The method uses whole exome sequencing – a screening of all genome coding parts (a person’s unique set of genetic instructions.)
Scientists at The Children’s Memorial Health Hospital and Warsaw Medical University in Poland noted that despite reports that 30% of the patients with mitochondrial disease have symptoms as newborns, it is uncommon for doctors to identify gene mutations at such early ages.
Attempting to finding methods improving molecular diagnostics of mitochondrial conditions, the study, “New perspective in diagnostics of mitochondrial disorders: two years’ experience with whole-exome sequencing at a national paediatric centre,“ published in the Journal of Translational Medicine, used whole exome sequencing to screen for mutations in a group of 113 patients with suspected mitochondrial disease.

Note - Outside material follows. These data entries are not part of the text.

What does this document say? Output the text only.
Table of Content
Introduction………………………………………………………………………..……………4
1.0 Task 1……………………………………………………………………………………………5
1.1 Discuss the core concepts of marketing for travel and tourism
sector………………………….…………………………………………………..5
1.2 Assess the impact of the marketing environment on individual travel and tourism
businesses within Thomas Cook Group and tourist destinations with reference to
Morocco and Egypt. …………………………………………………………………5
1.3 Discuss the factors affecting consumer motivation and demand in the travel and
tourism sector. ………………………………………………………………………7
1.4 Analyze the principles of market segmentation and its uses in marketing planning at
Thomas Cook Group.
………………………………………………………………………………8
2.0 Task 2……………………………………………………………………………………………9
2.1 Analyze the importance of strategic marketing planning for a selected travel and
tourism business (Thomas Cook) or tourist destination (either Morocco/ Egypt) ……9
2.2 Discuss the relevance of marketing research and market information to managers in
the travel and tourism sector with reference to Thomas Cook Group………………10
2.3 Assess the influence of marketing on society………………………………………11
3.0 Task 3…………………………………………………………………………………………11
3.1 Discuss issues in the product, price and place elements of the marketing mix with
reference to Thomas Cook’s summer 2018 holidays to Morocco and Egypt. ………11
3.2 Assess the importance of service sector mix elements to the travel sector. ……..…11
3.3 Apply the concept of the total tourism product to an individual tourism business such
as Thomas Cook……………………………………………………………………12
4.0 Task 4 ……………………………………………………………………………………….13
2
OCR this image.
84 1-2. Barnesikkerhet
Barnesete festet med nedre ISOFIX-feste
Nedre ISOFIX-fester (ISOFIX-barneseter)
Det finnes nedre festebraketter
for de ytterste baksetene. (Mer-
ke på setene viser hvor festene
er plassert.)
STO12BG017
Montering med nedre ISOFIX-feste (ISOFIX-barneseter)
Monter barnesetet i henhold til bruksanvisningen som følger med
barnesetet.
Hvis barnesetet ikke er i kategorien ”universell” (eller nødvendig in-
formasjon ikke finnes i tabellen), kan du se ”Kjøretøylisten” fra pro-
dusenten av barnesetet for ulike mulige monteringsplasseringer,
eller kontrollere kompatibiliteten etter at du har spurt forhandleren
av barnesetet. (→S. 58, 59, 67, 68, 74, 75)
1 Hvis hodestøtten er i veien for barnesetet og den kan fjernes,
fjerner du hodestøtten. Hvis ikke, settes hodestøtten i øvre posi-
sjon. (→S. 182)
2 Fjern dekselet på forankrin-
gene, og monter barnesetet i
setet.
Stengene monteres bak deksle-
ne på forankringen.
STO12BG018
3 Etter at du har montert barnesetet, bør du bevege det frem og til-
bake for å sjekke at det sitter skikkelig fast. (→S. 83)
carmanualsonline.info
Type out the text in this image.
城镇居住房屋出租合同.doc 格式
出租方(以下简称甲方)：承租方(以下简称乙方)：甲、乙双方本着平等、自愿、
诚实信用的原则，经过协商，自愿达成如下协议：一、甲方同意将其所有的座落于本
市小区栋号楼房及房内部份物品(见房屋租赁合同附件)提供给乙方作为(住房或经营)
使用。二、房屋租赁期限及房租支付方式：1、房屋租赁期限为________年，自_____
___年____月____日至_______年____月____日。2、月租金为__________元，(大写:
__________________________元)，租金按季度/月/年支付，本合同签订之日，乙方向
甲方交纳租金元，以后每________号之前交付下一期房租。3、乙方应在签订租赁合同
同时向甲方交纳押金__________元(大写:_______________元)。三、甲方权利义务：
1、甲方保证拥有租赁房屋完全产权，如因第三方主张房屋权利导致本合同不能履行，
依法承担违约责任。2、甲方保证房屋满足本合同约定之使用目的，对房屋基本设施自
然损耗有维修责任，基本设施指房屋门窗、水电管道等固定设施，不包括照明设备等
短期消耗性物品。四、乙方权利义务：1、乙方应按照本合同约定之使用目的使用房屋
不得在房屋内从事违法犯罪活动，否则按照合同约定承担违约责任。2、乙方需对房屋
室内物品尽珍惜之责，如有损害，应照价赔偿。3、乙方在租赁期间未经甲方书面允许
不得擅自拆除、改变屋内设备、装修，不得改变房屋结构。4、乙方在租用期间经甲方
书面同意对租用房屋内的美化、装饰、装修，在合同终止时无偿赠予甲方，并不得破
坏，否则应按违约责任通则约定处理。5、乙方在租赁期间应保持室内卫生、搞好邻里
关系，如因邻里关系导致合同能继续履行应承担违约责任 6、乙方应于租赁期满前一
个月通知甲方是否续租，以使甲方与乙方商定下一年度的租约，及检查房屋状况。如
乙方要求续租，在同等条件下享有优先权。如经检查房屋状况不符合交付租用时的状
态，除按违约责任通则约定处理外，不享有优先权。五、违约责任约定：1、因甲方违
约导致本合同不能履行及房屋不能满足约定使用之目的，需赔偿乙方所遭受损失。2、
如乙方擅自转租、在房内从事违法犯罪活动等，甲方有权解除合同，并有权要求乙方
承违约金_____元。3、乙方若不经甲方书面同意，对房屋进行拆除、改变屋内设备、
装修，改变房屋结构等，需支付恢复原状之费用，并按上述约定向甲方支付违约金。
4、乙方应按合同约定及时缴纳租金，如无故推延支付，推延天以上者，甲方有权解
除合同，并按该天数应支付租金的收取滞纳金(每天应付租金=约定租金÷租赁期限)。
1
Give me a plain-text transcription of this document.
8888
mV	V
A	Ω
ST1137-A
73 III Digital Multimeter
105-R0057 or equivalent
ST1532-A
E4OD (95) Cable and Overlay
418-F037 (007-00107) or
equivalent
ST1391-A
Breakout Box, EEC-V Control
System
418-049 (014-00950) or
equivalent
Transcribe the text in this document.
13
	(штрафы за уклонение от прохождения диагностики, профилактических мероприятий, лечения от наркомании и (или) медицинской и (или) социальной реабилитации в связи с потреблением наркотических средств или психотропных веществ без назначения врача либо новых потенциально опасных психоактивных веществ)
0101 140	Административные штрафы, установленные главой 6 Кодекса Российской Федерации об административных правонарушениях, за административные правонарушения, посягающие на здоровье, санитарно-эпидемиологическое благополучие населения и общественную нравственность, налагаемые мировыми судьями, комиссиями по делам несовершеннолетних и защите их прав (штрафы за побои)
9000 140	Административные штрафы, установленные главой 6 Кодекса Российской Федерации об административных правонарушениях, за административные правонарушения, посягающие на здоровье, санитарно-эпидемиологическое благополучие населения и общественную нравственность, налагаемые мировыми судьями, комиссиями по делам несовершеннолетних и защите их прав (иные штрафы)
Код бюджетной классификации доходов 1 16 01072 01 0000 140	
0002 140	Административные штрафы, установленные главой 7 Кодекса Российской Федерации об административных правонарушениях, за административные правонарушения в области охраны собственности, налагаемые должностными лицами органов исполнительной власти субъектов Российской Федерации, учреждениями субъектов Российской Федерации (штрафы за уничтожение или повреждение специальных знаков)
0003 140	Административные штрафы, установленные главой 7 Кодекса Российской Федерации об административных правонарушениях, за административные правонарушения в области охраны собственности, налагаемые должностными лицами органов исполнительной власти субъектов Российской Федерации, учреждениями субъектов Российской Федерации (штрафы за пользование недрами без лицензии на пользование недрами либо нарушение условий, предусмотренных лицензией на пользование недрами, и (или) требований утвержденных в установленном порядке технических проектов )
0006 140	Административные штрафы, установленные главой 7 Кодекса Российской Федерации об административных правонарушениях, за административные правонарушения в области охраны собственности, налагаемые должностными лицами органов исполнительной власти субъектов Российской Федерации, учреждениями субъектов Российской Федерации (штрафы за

The study included patients diagnosed with full range mitochondrial disease at birth, patients diagnosed through brain scans showing degeneration of a brain region called the basal ganglia (a typical feature of Leigh syndrome and other mitochondrial conditions) and those diagnosed thorough a specific urine test which can indicate the presence of dysfunctional mitochondria.
Among infants, the method identified mitochondrial mutations in 46.8% of the cases. Another 17.1% of the children had mutations in genes not related to mitochondria, and 36.1% remained undiagnosed. Similar numbers were found among the other groups. In patients with brain damage in the basal ganglia, 57.1% had mitochondrial mutations and 35.7% could not be diagnosed.
Among patients with acidic urine, the outcome depended on the levels of the acid. Mitochondrial mutations were present in 25 and 18.8% of participants with high and low urine acid levels, respectively.
In all, the study identified 99 mutations in 49 different genes that had previously been linked to human diseases. Half of the identified mutations had not been described at the time of the research; some have since been described by other research groups.
Mutations in genes not linked to mitochondrial disease were mainly identified among 19 patients in whom doctors found that it was less likely that disease symptoms were linked to mitochondrial dysfunction anyway.